His framing of "persuasion, not just injection" is important. Traditional prompt injection implies a technical bypass, like SQL injection for AI. But agent compromise is often more subtle than that. You are not breaking the model. You are talking it into doing something it should not do. The same social engineering tactics that work on humans work on agents, sometimes better, because agents do not get suspicious.
Why This Convergence Matters
HackerOne building formal testing infrastructure and Zenity researchers publicly demonstrating how easy agents are to compromise in the same week is not a coincidence. It reflects a market that is waking up to reality.
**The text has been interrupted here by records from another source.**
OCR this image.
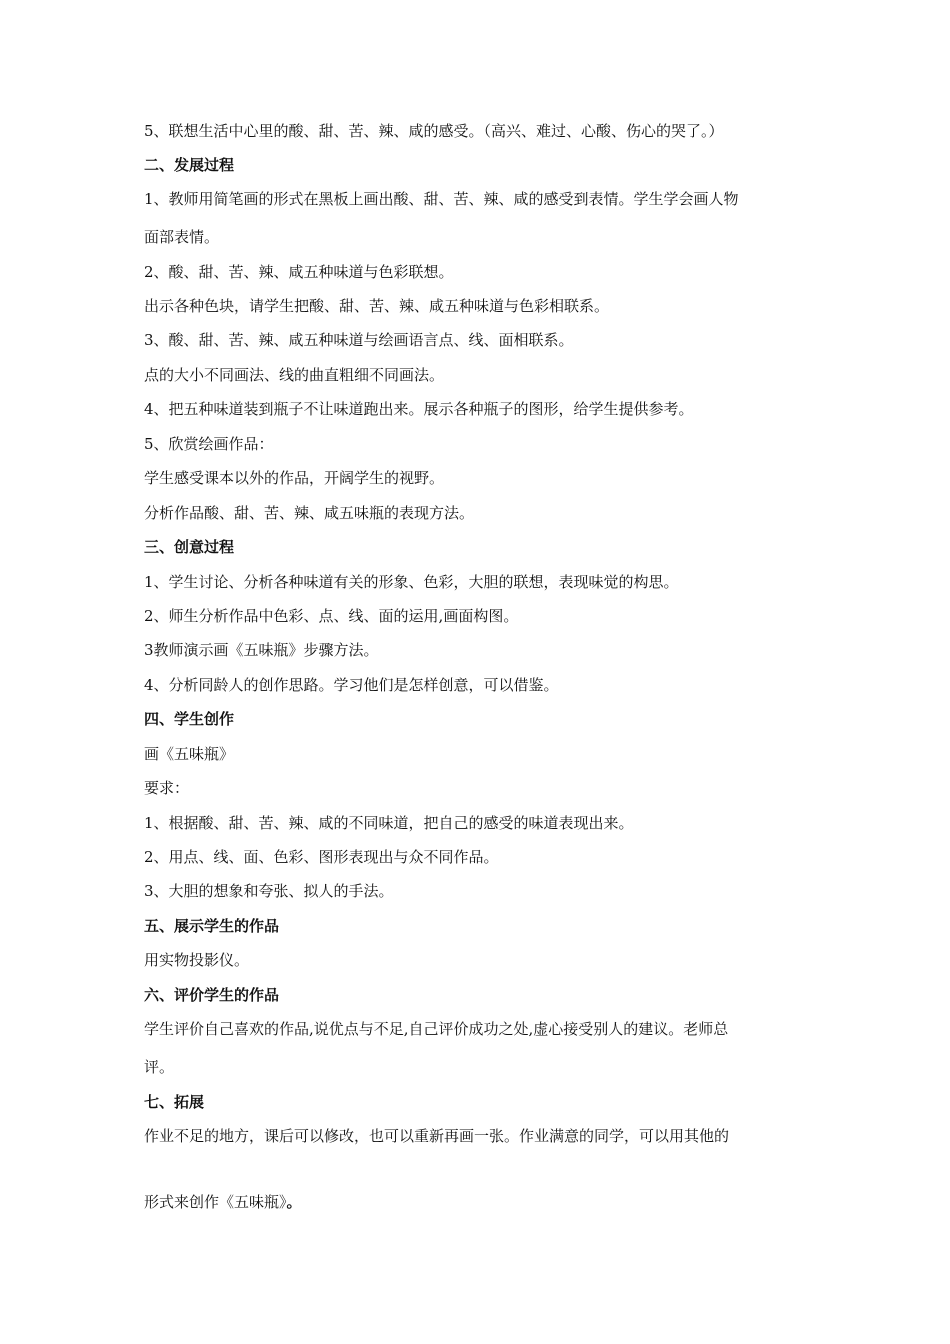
5、联想生活中心里的酸、甜、苦、辣、咸的感受。（高兴、难过、心酸、伤心的哭了。）
二、发展过程
1、教师用简笔画的形式在黑板上画出酸、甜、苦、辣、咸的感受到表情。学生学会画人物
面部表情。
2、酸、甜、苦、辣、咸五种味道与色彩联想。
出示各种色块，请学生把酸、甜、苦、辣、咸五种味道与色彩相联系。
3、酸、甜、苦、辣、咸五种味道与绘画语言点、线、面相联系。
点的大小不同画法、线的曲直粗细不同画法。
4、把五种味道装到瓶子不让味道跑出来。展示各种瓶子的图形，给学生提供参考。
5、欣赏绘画作品：
学生感受课本以外的作品，开阔学生的视野。
分析作品酸、甜、苦、辣、咸五味瓶的表现方法。
三、创意过程
1、学生讨论、分析各种味道有关的形象、色彩，大胆的联想，表现味觉的构思。
2、师生分析作品中色彩、点、线、面的运用,画面构图。
3教师演示画《五味瓶》步骤方法。
4、分析同龄人的创作思路。学习他们是怎样创意，可以借鉴。
四、学生创作
画《五味瓶》
要求：
1、根据酸、甜、苦、辣、咸的不同味道，把自己的感受的味道表现出来。
2、用点、线、面、色彩、图形表现出与众不同作品。
3、大胆的想象和夸张、拟人的手法。
五、展示学生的作品
用实物投影仪。
六、评价学生的作品
学生评价自己喜欢的作品,说优点与不足,自己评价成功之处,虚心接受别人的建议。老师总
评。
七、拓展
作业不足的地方，课后可以修改，也可以重新再画一张。作业满意的同学，可以用其他的
形式来创作《五味瓶》。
Here is the reality: thousands of companies shipped AI agents in 2025 and early 2026. Most of those agents have tool access. Many can read and write emails, query databases, modify files, or call external APIs. Very few of them have been tested against adversarial inputs with any rigor.
The gap between "what these agents can do" and "how well we have tested what they will do under attack" is enormous. And it is growing as agents get more capable and more autonomous.
For developers, the practical takeaways are straightforward.
Your agent's tool permissions are your attack surface. Every API call your agent can make, every database it can query, every email it can send is a capability that an attacker gets access to if they can influence the agent's behavior. Audit your tool permissions ruthlessly. Apply least privilege like you would for any service account.
External data is untrusted input. If your agent processes emails, documents, web pages, or any user-generated content, treat all of that as potentially adversarial. This is the zero-click attack vector Bargury described. Your agent will encounter malicious instructions during normal operation, and it needs to handle them correctly.
System prompt hardening is necessary but not sufficient. Yes, you should write strong system prompts with clear boundaries. But as both HackerOne's new category and Bargury's research show, determined attackers will find ways around static instructions. You need layered defenses: input filtering, output monitoring, tool call validation, and ongoing testing.
Test with real attacks, not just unit tests. HackerOne's new program exists because companies need external adversarial testers. Your internal team built the agent and inherits the same blind spots. You need outside perspectives trying to break your system.
What You Can Do Right Now
The good news is that the tooling for agent security testing is catching up. HackerOne's program gives enterprises a path to formal adversarial testing. Researchers like Bargury at Zenity are publishing attack patterns that help everyone understand the threat landscape.
If you want to test your own agents before inviting the world, tools like BreakMyAgent let you run automated prompt injection scans against your agent and see exactly where it folds. Running a quick scan takes minutes and can surface the obvious vulnerabilities before you invest in a full bug bounty program.
The pattern we have seen over and over in security is that the window between "researchers prove this is a real problem" and "attackers start exploiting it in the wild" gets shorter every cycle. HackerOne and Zenity are both saying the same thing this week: the problem is real, the attacks are practical, and the time to test your agents was yesterday.
Do not wait for someone else to find the holes in your agent. Find them yourself first.